Throughout the year, First Daughter Ivanka Trump has pushed for child care to be included in Republicans’ tax reform plans. Her most recent pitches, according to reports, have been to double the child care tax credit from $1,000 to at least $2,000 annually.
Previously, Ivanka Trump had met with Republicans around a so-called “$500 billion child care plan” that was thought to be similar to the President’s campaign proposal for a child care tax deduction that would allow individuals who earn less than $250,000 a year (or couples who earn less than $500,000) to deduct the average cost of child care in their state from their income taxes.
Critics of Trump’s tax deduction proposal, including Care.com CEO Sheila Lirio Marcelo, have charged that the largest beneficiaries would be affluent families rather than those who need it the most. “It actually doesn’t help make child care more affordable for the vast majority of working families,” Marcelo said in an interview with Bloomberg.
Back when he was on the campaign trail, President Trump’s proposal also called for the creation of dependent care savings plans and expansion of the earned income tax credit to provide a child care rebate for lower-income families without income tax liability.
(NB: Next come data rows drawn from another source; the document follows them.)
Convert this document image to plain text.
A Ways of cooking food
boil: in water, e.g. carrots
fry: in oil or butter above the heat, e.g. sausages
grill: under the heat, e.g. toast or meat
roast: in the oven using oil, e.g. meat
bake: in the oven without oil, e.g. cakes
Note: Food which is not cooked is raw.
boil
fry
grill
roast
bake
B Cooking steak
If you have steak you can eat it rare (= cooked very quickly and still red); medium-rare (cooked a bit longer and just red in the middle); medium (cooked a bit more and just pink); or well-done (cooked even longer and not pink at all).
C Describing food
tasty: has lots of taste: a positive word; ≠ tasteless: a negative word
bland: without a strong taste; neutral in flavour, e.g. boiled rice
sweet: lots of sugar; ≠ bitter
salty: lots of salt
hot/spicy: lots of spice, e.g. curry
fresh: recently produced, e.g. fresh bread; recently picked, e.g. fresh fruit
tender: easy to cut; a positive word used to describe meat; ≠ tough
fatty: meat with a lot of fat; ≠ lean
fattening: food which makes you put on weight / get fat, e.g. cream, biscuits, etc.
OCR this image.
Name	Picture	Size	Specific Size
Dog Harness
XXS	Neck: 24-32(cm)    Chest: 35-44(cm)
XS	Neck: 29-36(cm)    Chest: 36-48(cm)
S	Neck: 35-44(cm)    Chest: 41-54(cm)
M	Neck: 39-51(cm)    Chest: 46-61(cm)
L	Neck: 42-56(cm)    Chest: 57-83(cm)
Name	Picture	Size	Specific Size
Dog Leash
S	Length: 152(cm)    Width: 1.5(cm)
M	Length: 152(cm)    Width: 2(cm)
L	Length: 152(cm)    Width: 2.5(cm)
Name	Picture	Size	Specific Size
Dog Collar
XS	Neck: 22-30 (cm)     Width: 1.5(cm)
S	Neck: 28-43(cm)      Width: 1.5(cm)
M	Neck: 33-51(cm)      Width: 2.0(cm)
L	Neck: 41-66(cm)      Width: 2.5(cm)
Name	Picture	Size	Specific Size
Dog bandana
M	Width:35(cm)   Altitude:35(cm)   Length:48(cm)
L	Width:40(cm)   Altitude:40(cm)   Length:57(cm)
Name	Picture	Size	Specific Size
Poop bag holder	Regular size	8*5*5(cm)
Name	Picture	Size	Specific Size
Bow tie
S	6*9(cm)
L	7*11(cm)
It’s unclear if those initiatives will remain a part of a new Trump plan.
Plenty of questions remain about the Child Care for Working Families Act – and for child care policy in general.
One question would be whether families who employ nannies or utilize in-home family day care could expect to see any relief from the high cost of care. The average weekly rate for family day care was $200 and for a nanny was $565 in 2016, according to our latest Cost of Care report.
Another question is viability. Vox, for example, described the Child Care for Working Families Act as “dead on arrival in a Republican Congress,” arguing that Republican lawmakers would likely reject the expansion in government spending.
In any event, child care continues to be a part of the national conversation. How and whether it becomes a priority remains to be seen.